2. From an engineering point of view, we now have the desugared code checking for writability, and the interpreter checking for it, with presumably, but not actually guaranteed, dead code in the exception case.

One Alternate Approach

We've started experimenting with another appraoch as a result of being somewhat dissatisfied with the pure desugaring approach above. We let the interpreter's checks happen, and have the interpreter throw exceptions as primitive values that can be caught by the desugared code. Our desugaring becomes:

o[x] = 5

// becomes

try { o[x] = 5 } catch %ErrorDispatch

This is less desugared cruft than before, and relies on two tricks for defining %ErrorDispatch and tidying up the interaction with the rest of desugaring.

• We embed all user-thrown values one level deep in an object data structure with a tagged field that lets us tell user-thrown values from interpreter-thrown exceptions. If we didn't do this, actual JavaScript code might be able to act like the trusted interpreter. We do this in the desugaring of throw expressions.

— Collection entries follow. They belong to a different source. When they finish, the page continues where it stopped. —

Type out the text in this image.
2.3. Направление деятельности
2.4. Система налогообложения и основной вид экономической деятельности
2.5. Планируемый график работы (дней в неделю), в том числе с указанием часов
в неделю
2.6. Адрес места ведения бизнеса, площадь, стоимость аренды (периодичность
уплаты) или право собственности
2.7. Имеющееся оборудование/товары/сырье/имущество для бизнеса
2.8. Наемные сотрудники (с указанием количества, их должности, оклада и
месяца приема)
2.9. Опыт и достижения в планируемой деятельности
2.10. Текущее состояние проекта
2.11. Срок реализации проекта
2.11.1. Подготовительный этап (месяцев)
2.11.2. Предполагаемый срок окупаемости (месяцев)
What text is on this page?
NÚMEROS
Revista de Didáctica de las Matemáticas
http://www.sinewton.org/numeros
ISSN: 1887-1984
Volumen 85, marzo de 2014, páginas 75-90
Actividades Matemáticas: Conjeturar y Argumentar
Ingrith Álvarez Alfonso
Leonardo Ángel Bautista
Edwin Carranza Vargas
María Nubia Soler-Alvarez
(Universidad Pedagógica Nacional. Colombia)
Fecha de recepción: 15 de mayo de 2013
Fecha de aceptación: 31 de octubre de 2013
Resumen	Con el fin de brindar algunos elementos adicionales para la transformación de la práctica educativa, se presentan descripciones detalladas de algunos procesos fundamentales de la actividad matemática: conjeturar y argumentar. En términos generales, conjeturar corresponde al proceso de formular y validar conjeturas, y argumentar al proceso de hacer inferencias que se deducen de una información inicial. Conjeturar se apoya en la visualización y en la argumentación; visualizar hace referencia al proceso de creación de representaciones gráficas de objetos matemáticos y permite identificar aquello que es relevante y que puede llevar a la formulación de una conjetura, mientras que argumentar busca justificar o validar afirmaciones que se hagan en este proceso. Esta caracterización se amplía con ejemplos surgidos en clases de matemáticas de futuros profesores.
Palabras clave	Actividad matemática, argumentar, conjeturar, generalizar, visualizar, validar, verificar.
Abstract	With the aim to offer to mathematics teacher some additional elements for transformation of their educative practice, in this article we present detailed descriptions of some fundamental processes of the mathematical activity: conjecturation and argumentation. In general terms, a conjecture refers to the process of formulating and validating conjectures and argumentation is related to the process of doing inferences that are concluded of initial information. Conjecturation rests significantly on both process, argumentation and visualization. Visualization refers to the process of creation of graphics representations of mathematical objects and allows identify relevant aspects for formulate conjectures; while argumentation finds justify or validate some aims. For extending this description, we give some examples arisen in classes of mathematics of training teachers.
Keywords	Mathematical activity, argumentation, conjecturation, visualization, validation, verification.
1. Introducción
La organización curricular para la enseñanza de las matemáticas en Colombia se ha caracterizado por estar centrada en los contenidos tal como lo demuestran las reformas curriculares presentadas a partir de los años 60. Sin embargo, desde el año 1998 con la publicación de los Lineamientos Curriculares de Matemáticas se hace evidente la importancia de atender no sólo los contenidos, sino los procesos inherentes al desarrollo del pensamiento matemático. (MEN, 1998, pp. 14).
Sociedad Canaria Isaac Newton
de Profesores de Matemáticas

• The catch block, %ErrorDispatch, checks the thrown value to see if it is a user-thrown or interpreter-thrown exception. It passes on user-thrown exceptions, and converts interpreter-thrown exceptions to the appropriate type. For example, in this case, it recognizes the string "unwritable field" and creates a TypeError.

Tradeoffs

There are pros and cons to this pattern.

It moves the desugaring burden from the checks around uses of built-in forms to the definition of %ErrorDispatch, which makes desugared code clearer. It also maintains all the invariants we want about the interpreter itself. On the other hand, it adds an extra implicit dependency between the strings used in the interpreter. It also makes the desugared code less explicit in exchange for removing some noise. We'll see how well we like this, and if certain classes of exceptions should use different strategies. Function application and lookup on undefined and null could also use this treatment to clarify desugared code, but it's probably not worth it for built-in functions.